FOXC2 expression correlates with p38 activation in cells with mesenchymal and stem cell properties. (a) Alignment of FOXC2 amino acid sequences from multiple species shows high evolutionary sequence conservation at S367, the putative phosphorylation site for p38. (b) Cell lysates from the indicated cells were analyzed by immunoblotting for p-p38, p38 and FOXC2. β-Actin was used as a loading control. (c) The indicated cells were treated with vehicle or SB203580 for 24 h.
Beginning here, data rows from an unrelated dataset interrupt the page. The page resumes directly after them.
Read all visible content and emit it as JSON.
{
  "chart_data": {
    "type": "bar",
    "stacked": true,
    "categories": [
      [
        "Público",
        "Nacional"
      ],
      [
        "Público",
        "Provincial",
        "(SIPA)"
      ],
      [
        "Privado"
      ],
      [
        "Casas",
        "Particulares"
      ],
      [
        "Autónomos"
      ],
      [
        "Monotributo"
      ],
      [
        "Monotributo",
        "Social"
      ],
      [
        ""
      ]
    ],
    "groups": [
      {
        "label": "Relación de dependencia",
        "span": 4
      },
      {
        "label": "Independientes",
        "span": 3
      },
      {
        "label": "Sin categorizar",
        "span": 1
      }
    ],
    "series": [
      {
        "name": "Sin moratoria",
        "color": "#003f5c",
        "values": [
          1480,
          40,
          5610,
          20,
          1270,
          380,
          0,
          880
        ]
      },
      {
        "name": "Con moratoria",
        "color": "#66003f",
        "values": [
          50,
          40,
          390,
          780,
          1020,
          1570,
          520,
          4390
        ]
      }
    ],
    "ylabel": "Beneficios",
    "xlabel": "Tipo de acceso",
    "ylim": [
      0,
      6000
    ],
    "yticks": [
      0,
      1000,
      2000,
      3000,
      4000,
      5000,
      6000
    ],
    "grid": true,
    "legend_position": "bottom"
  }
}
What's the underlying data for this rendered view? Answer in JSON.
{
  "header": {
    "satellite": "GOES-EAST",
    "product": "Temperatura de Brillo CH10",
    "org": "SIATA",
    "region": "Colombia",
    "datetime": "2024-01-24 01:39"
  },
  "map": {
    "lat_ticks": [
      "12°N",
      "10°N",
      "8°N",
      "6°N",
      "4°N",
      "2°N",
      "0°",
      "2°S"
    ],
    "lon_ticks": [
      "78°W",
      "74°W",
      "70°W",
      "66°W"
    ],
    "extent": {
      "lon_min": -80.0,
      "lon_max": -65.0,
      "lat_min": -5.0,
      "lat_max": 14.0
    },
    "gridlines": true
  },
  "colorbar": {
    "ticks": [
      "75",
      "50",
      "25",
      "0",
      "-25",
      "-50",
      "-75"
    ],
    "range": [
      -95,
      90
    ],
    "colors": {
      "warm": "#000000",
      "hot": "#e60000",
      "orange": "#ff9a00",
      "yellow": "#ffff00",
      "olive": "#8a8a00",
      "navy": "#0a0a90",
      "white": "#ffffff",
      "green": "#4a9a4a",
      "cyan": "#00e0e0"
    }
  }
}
Cell lysates were analyzed by immunoblotting for FOXC2. β-Actin was used as a loading control. (d) The indicated cells were transduced with p38 shRNA (shp38) or control shRNA (shControl). Cell lysates were analyzed by immunoblotting for p38 and FOXC2. β-Actin was used as a loading control. (e) Pretreatment of the indicated cells with 10 μM MG132 prevents the proteolytic degradation of FOXC2 following SB203580 treatment, as determined by immunoblotting. β-Actin was used as a loading control. (f) For the scratch/wound-healing assay, a confluent monolayer culture of epithelial HMLE cells was scratched with a sterile pipette tip. HMLE cells were treated with vehicle or SB203580 and fixed immediately following scratch induction (0 h) or 9 h post wound induction, followed by immunostaining for FOXC2 (red) and p-p38 (green). Nuclei were counterstained with 4,6-diamidino-2-phenylindole (DAPI; blue). Scale bar, 20 μm.